Il avoue avoir au départ fait adhérer les chefs d'établissement avec une logique de guichet, et que désormais “ferrés“ ils réussissaient à construire des projets, notamment autour des JO. Quant aux enseignants, “ils ont adhéré car ils ont senti qu'on n'allait pas disparaître“. Le travail se fait en réponse aux difficultés rencontrées à l'échelle de la cité éducative, notamment niveau santé mais, déplore-t-il, “on est train de compenser les problèmes de médecine scolaire, ça n'est pas la solution“. Il évoque encore des actions sur le handicap, le développement des apprentissages des plus jeunes, ou encore de formation des associations à faire du soutien scolaire avec les CEMEA car “depuis 30 ans ça ne marche pas“.

Si certaines cités éducatives tentent de se positionner sur l'aide aux décrocheurs, il estime cela complexe de par l'existance d'une multitude de dispositifs (E2C, EPIDE, associations, service municipal...) et notamment une nébuleuse d'interlocuteurs privés qui gèrent cette question de l'insertion des jeunes.
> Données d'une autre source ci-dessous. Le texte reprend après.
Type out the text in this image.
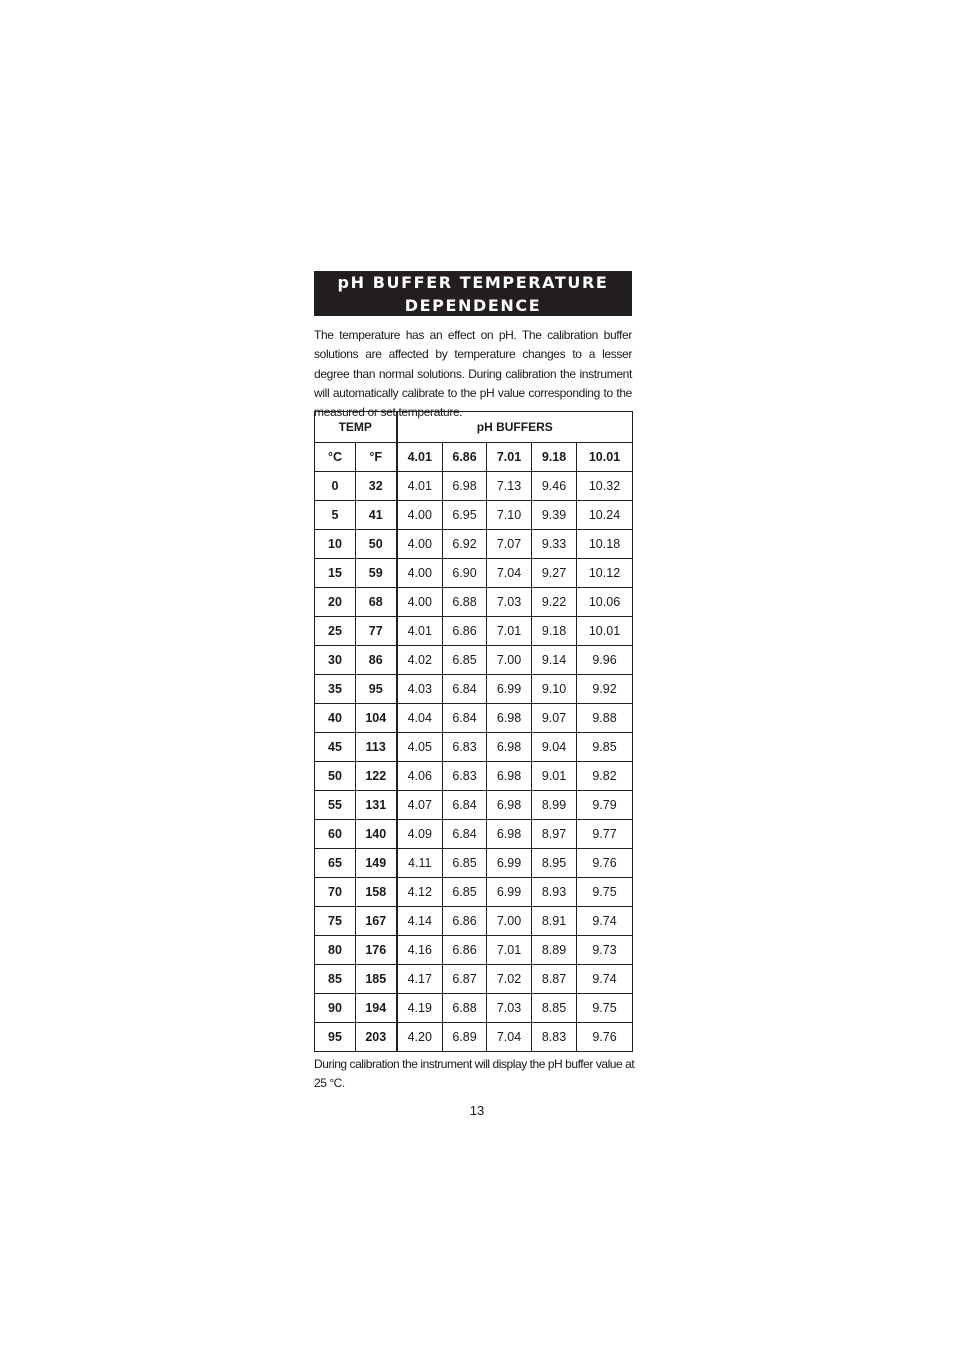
pH BUFFER TEMPERATURE
DEPENDENCE
The temperature has an effect on pH. The calibration buffer solutions are affected by temperature changes to a lesser degree than normal solutions. During calibration the instrument will automatically calibrate to the pH value corresponding to the measured or set temperature.
TEMP		pH BUFFERS				
°C	°F	4.01	6.86	7.01	9.18	10.01
0	32	4.01	6.98	7.13	9.46	10.32
5	41	4.00	6.95	7.10	9.39	10.24
10	50	4.00	6.92	7.07	9.33	10.18
15	59	4.00	6.90	7.04	9.27	10.12
20	68	4.00	6.88	7.03	9.22	10.06
25	77	4.01	6.86	7.01	9.18	10.01
30	86	4.02	6.85	7.00	9.14	9.96
35	95	4.03	6.84	6.99	9.10	9.92
40	104	4.04	6.84	6.98	9.07	9.88
45	113	4.05	6.83	6.98	9.04	9.85
50	122	4.06	6.83	6.98	9.01	9.82
55	131	4.07	6.84	6.98	8.99	9.79
60	140	4.09	6.84	6.98	8.97	9.77
65	149	4.11	6.85	6.99	8.95	9.76
70	158	4.12	6.85	6.99	8.93	9.75
75	167	4.14	6.86	7.00	8.91	9.74
80	176	4.16	6.86	7.01	8.89	9.73
85	185	4.17	6.87	7.02	8.87	9.74
90	194	4.19	6.88	7.03	8.85	9.75
95	203	4.20	6.89	7.04	8.83	9.76
During calibration the instrument will display the pH buffer value at 25 °C.
13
C'est pourquoi la cité éducative “a cette vocation de mettre de la cohérence“, de construire une vision commune des choses entre acteurs, avec par exemple le mois de l'orientation calé sur la temporalité de Parcoursup. L'idée est d'être plus réactifs pour perdre moins de temps et mettre en place des parcours dès la rentrée. Au final, “les cités éducatives qui fonctionnent ont fait ces choix là“, réfléchir, là où il y a des difficultés, à “comment on peut se mettre dans les interstices“.